According to lead researcher Dr Frank van Veen of the University of Exeter's Centre for Ecology and Conservation, "Our experiment provides the first proof of something that biologists have argued for a long time: predators can have indirect effects on each other, to the extent that when one species is lost, the loss of these indirect effects can lead to further extinctions. Although our study focused on insects, the principle would be the same for predators in any ecosystem, ranging from big cats on the African plains to fish in our seas.”

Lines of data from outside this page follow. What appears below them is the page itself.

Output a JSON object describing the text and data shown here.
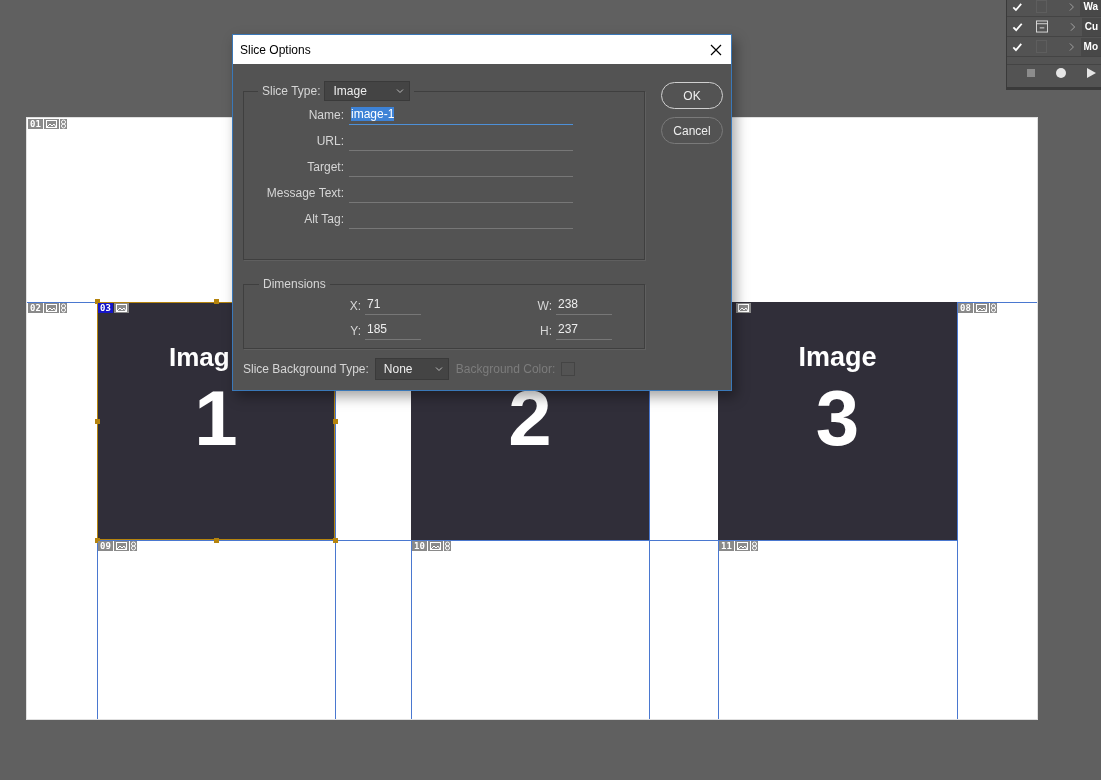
{
  "actions_panel": {
    "rows": [
      {
        "checked": true,
        "dialog": false,
        "name": "Wa"
      },
      {
        "checked": true,
        "dialog": true,
        "name": "Cu"
      },
      {
        "checked": true,
        "dialog": false,
        "name": "Mo"
      }
    ]
  },
  "document": {
    "slices": [
      {
        "number": "01",
        "kind": "auto",
        "selected": false
      },
      {
        "number": "02",
        "kind": "auto",
        "selected": false
      },
      {
        "number": "03",
        "kind": "user",
        "selected": true
      },
      {
        "kind": "user",
        "selected": false
      },
      {
        "number": "08",
        "kind": "auto",
        "selected": false
      },
      {
        "number": "09",
        "kind": "auto",
        "selected": false
      },
      {
        "number": "10",
        "kind": "auto",
        "selected": false
      },
      {
        "number": "11",
        "kind": "auto",
        "selected": false
      }
    ],
    "images": [
      {
        "title": "Imag",
        "number": "1"
      },
      {
        "number": "2"
      },
      {
        "title": "Image",
        "number": "3"
      }
    ]
  },
  "dialog": {
    "title": "Slice Options",
    "slice_type": {
      "label": "Slice Type:",
      "value": "Image"
    },
    "fields": [
      {
        "label": "Name:",
        "value": "image-1",
        "selected": true
      },
      {
        "label": "URL:",
        "selected": false
      },
      {
        "label": "Target:",
        "selected": false
      },
      {
        "label": "Message Text:",
        "selected": false
      },
      {
        "label": "Alt Tag:",
        "selected": false
      }
    ],
    "dimensions": {
      "title": "Dimensions",
      "fields": [
        {
          "label": "X:",
          "value": "71"
        },
        {
          "label": "W:",
          "value": "238"
        },
        {
          "label": "Y:",
          "value": "185"
        },
        {
          "label": "H:",
          "value": "237"
        }
      ]
    },
    "background_type": {
      "label": "Slice Background Type:",
      "value": "None"
    },
    "background_color": {
      "label": "Background Color:",
      "disabled": true
    },
    "buttons": [
      {
        "label": "OK",
        "default": true
      },
      {
        "label": "Cancel",
        "default": false
      }
    ]
  }
}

The study, published 15 August 2012 in the Royal Society journal Biology Letters, shows how the downfall of one carnivore species can eventually cause another to become extinct. The University of Exeter team believes any extinction can create a wave effect across a food web, with extensive cost for many other animals.
The research adds credence to growing evidence that a 'single species' approach to protection, for example in fisheries management, is misguided. Instead the focus needs to be holistic, encircling species throughout an entire ecosystem.
According to researcher studies, they bred two species of parasitic wasps, along with the two types of aphids on which each wasp solely feeds on. They set up tanks with different combinations of the species and watched them for eight weeks. In tanks that did not include the first species of wasp, the second went extinct within a few generations. In tanks in which they co-existed, both wasp species flourished.
In the absence of the first wasp species, its prey grew in numbers. This threatened the other aphid, which the second wasp species attacks, eventually leading to its extinction. Both types of aphids feed on the same plants and there was not enough food for one to stay alive when the other thrived in the nonexistence of its wasp predator.
"Our research highlights the fact that a 'single species' approach to conservation can be ineffective and even counter-productive. For example, protecting cod could lead to increased fishing pressure on other predatory fish which then, by the mechanism we have demonstrated here, could lead to further negative effects on the cod."
The idea came about during a seminar, in which students were challenged to design an experiment that could prove the theory that predators have indirect effects on each other. The experiment was planned by a team of University of Exeter scientists and second-year undergraduate students. The students were so inspired by the idea of proving a long-held theory that more than 30 of them volunteered to conduct the experiment in conjunction with their lecturers.